Because kuznets is a country–year panel, the regression absorbs two-way (country + year) fixed effects — the natural specification for panel data, controlling for every time-invariant country trait and every common annual shock. A cubic in (log) GDP per capita still recovers the N within country — the cubic term is positive and significant — with standard errors clustered by country:

ex.prepare_regression_table(
    df,
    dvs="gini_regional",
    idvs=["log_gdp_pc", "log_gdp_pc_sq", "log_gdp_pc_cu"],
    feffects=["country", "year"],
    clusters=["country"],
).etable
gini_regional
(1)
coef
log_gdp_pc 6.411***
(0.210)
log_gdp_pc_sq -0.715***
(0.023)
log_gdp_pc_cu 0.026***
(0.001)
fe
year x
country x
stats
Observations 880
R2 0.874
Significance levels: * p < 0.05, ** p < 0.01, *** p < 0.001. Format of coefficient cell: Coefficient (Std. Error)
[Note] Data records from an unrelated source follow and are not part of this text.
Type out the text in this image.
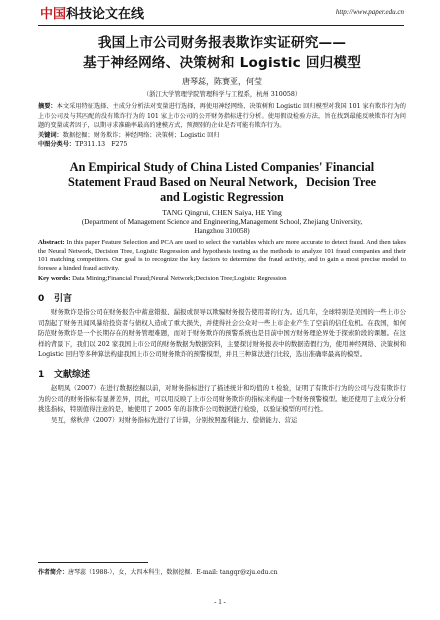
中国科技论文在线	http://www.paper.edu.cn
我国上市公司财务报表欺诈实证研究——
基于神经网络、决策树和 Logistic 回归模型
唐琴蕊，陈赛亚，何莹
（浙江大学管理学院管理科学与工程系，杭州 310058）
摘要：本文采用特征选择、主成分分析法对变量进行选择，再使用神经网络、决策树和 Logistic 回归模型对我国 101 家有欺诈行为的上市公司及与其匹配的没有欺诈行为的 101 家上市公司的公开财务指标进行分析。使用假设检验方法，旨在找到最能反映欺诈行为问题的变量或者因子，以期寻求准确率最高的建模方式，预测别的企业是否可能有欺诈行为。
关键词：数据挖掘；财务欺诈；神经网络；决策树；Logistic 回归
中图分类号：TP311.13　F275
An Empirical Study of China Listed Companies' Financial
Statement Fraud Based on Neural Network，Decision Tree
and Logistic Regression
TANG Qingrui, CHEN Saiya, HE Ying
(Department of Management Science and Engineering,Management School, Zhejiang University,
Hangzhou 310058)
Abstract: In this paper Feature Selection and PCA are used to select the variables which are more accurate to detect fraud. And then takes the Neural Network, Decision Tree, Logistic Regression and hypothesis testing as the methods to analyze 101 fraud companies and their 101 matching competitors. Our goal is to recognize the key factors to determine the fraud activity, and to gain a most precise model to foresee a hinded fraud activity.
Key words: Data Mining;Financial Fraud;Neural Network;Decision Tree;Logistic Regression
0 引言
财务欺诈是指公司在财务报告中蓄意错报、漏报或误导以欺骗财务报告使用者的行为。近几年，全球特别是美国的一些上市公司刮起了财务丑闻风暴给投资者与债权人造成了重大损失，并使得社会公众对一些上市企业产生了空前的信任危机。在我国，如何防范财务欺诈是一个长期存在的财务管理难题，而对于财务欺诈的预警系统也是目前中国方财务理论界处于探索阶段的课题。在这样的背景下，我们以 202 家我国上市公司的财务数据为数据资料，主要探讨财务报表中的数据造假行为，使用神经网络、决策树和 Logistic 回归等多种算法构建我国上市公司财务欺诈的预警模型，并且三种算法进行比较，选出准确率最高的模型。
1 文献综述
赵明凤（2007）在进行数据挖掘以前，对财务指标进行了描述统计和均值的 t 检验，证明了有欺诈行为的公司与没有欺诈行为的公司的财务指标有显著差异，因此，可以用反映了上市公司财务欺诈的指标来构建一个财务预警模型。她还使用了主成分分析挑选指标，特别值得注意的是，她使用了 2005 年的非欺诈公司数据进行检验，以验证模型的可行性。
吴互，蔡秋萍（2007）对财务指标先进行了计算，分别按照盈利能力、偿债能力、营运
作者简介：唐琴蕊（1988-），女，大四本科生，数据挖掘．E-mail: tangqr@zju.edu.cn
- 1 -
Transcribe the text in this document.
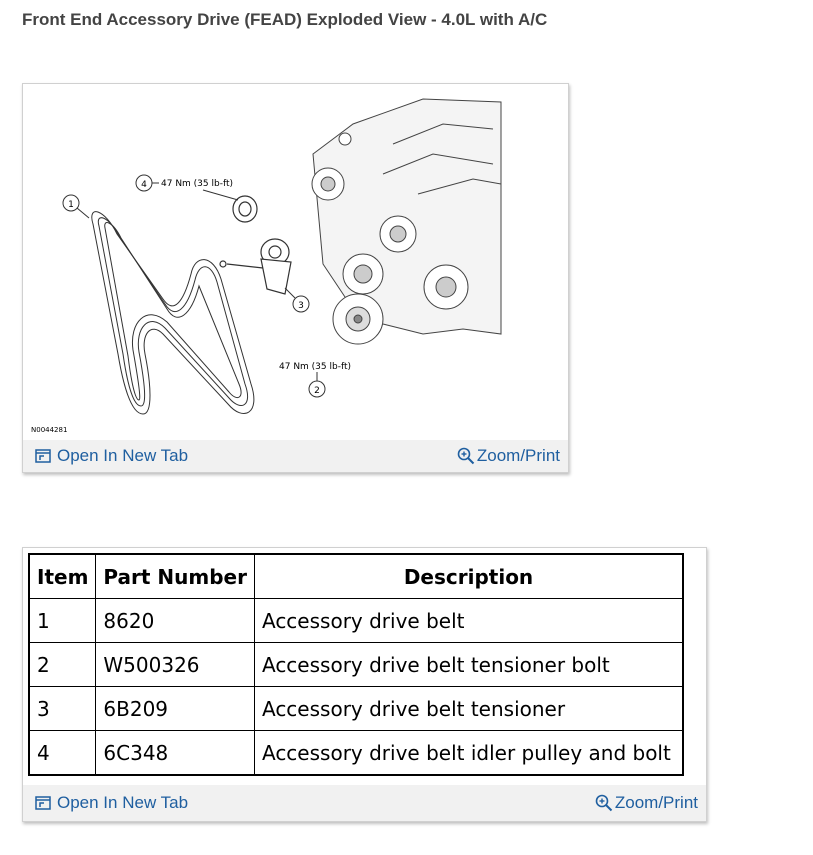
Front End Accessory Drive (FEAD) Exploded View - 4.0L with A/C
1
4 47 Nm (35 lb-ft)
3
47 Nm (35 lb-ft)
2
N0044281
Open In New Tab	Zoom/Print
Item	Part Number	Description
1	8620	Accessory drive belt
2	W500326	Accessory drive belt tensioner bolt
3	6B209	Accessory drive belt tensioner
4	6C348	Accessory drive belt idler pulley and bolt
Open In New Tab	Zoom/Print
Launching the app on kuznets

The dataset ships a preset configuration that opens either app directly on the curve:

from expdpy.streamlit_app import ExPdPy  # or: from expdpy.app import ExPdPy
from expdpy.data import load_kuznets, load_kuznets_data_def, get_config

ExPdPy(load_kuznets(), df_def=load_kuznets_data_def(), config_list=get_config("kuznets"))

When launched without data, the bundled Streamlit app defaults to this dataset in its picker.